A IA tornou-se um risco jurídico e fiduciário, ficando por isso sob a responsabilidade dos boards

André Ditomaso, Country Manager da Marlabs

Conselhos transferem a governança de algoritmos da área de TI para o topo da pirâmide corporativa, exigindo o mesmo rigor aplicado às finanças. A mudança na arquitetura de decisão é um reflexo direto do amadurecimento do mercado, no qual o ambiente digital se tornou uma variável macroeconômica crítica.

A chegada da IA Agêntica transformou a tecnologia em risco jurídico e fiduciário: dados do World Economic Forum mostram que mais de 60% das grandes corporações já migraram a governança de IA para o nível do board, exigindo dos algoritmos o mesmo rigor aplicado às finanças.

O medo de ficar para trás na corrida da Inteligência Artificial levou Conselhos de Administração a assumir diretamente discussões antes restritas às áreas de tecnologia. A preocupação agora envolve responsabilidade jurídica sobre decisões automatizadas e possíveis impactos financeiros causados por falhas em modelos de IA.

Analisando o cenário,  André Ditomaso, Doutor em Ciência da Computação e Country Manager da Marlabs, consultoria global especializada em IA e Inovação, aponta que a tecnologia deixou de ser uma pauta técnica e isolada dos departamentos de TI para se transformar em uma responsabilidade fiduciária direta dos boards.
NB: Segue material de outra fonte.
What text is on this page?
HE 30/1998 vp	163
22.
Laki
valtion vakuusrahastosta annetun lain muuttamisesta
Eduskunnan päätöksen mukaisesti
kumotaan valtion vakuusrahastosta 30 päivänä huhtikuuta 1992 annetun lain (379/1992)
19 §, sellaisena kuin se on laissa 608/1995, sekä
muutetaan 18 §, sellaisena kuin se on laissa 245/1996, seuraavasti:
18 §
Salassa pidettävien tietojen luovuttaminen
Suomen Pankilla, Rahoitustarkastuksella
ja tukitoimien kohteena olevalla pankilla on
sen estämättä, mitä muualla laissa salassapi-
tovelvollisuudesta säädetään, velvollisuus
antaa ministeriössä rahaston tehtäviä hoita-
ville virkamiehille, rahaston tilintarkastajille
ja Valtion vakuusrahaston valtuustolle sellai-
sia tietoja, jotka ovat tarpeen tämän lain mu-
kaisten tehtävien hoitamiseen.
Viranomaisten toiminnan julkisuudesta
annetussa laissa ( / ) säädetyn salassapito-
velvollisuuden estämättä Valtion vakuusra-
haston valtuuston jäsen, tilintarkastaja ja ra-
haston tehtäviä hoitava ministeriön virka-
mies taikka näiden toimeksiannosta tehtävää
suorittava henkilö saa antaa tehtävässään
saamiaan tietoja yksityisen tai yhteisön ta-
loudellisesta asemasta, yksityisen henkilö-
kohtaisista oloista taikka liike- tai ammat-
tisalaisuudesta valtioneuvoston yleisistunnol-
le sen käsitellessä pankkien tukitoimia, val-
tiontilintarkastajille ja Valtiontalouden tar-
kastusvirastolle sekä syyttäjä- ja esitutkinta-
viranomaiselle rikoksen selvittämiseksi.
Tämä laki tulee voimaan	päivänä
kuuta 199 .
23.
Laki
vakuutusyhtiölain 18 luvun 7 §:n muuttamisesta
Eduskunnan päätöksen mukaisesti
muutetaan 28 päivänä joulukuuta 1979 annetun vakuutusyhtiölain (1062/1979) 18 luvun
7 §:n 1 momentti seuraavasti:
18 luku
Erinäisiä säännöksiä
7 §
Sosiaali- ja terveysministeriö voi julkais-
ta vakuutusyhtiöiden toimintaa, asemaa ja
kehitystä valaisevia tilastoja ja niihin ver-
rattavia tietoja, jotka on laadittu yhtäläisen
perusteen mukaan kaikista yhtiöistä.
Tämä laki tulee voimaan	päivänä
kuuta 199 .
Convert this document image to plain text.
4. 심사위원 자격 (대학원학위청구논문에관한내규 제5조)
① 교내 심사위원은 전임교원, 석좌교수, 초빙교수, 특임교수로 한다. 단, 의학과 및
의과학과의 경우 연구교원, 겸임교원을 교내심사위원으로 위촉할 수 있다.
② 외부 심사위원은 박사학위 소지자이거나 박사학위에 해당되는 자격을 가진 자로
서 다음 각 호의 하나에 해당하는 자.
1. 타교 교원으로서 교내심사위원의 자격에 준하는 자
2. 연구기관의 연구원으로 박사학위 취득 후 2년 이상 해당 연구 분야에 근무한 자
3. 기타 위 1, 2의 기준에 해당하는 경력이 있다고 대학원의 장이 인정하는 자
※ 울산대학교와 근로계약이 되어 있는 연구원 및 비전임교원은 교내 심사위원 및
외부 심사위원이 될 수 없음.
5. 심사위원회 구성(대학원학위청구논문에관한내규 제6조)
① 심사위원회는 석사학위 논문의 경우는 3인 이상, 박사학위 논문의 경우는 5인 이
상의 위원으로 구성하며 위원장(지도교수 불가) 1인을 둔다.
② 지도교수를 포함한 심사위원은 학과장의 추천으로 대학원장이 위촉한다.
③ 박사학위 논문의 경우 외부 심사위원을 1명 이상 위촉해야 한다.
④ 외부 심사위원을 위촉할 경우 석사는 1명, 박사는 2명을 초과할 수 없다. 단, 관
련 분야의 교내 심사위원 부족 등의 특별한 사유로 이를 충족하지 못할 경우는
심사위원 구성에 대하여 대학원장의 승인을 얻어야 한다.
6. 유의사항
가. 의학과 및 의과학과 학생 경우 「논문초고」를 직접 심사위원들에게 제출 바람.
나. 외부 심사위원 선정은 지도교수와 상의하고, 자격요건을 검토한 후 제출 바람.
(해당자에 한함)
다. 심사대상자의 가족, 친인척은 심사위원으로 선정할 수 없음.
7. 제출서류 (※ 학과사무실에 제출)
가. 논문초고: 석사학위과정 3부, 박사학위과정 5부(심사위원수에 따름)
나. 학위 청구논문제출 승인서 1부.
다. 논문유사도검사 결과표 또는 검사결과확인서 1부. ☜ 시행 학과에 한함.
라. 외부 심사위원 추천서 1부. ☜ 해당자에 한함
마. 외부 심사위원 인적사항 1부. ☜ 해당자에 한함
A mudança na arquitetura de decisão é um reflexo direto do amadurecimento do mercado, no qual o ambiente digital se tornou uma variável macroeconômica crítica.

Essa necessidade de controle no topo da pirâmide é respaldada por indicadores globais. Pesquisas recentes do World Economic Forum e da PwC apontam que mais de 60% das grandes empresas globais já possuem algum mecanismo formal de governança de IA em nível de board.

O movimento é acompanhado por debates intensos nas organizações sobre responsabilidade corporativa, compliance regulatório e a definição jurídica de quem responde por decisões automatizadas, especialmente diante do avanço de sistemas de IA Agêntica, que tomam decisões de forma autônoma fora dos fluxos tradicionais de TI.

De acordo com André, o deslocamento da pauta para os Conselhos expõe uma linha tênue entre inovação e vulnerabilidade. “Quando o board começa a ter medo da IA, é porque a empresa já está atrasada. A presença da Inteligência Artificial nos Conselhos de Administração não deve ser interpretada como um mero sinal de maturidade tecnológica. Pelo contrário: é o sinal de que a IA se tornou um risco de negócio que nenhum board pode ignorar”, assinala.

Falhas de tomada de decisão

“Tratar modelos preditivos ou generativos como um simples projeto de TI, sem o devido rigor de governança de dados, expõe a organização a falhas de tomada de decisão que impactam diretamente o balanço e a reputação fiduciária perante o mercado”, acrescenta Ditomaso.

A análise aponta que a fragilidade na curadoria e na integração de bases de dados fragmentadas em silos tem sido o principal obstáculo para que as organizações alcancem o Return on Investment (ROI) esperado. Erros em algoritmos não validados podem replicar falhas operacionais graves em escala, afetando políticas de preços, análises de crédito corporativo ou diagnósticos setoriais.

Nesse novo desenho organizacional, o papel do Comitê de Administração passa a ser o de blindar a operação por meio de regras claras de governança de dados e Machine Learning. O imperativo para os conselheiros em 2026 é assumir o controle estratégico da tecnologia, estabelecendo responsabilidades transparentes sobre as respostas geradas pelas ferramentas e mitigando riscos regulatórios antes que os pilotos sejam levados ao ambiente de produção.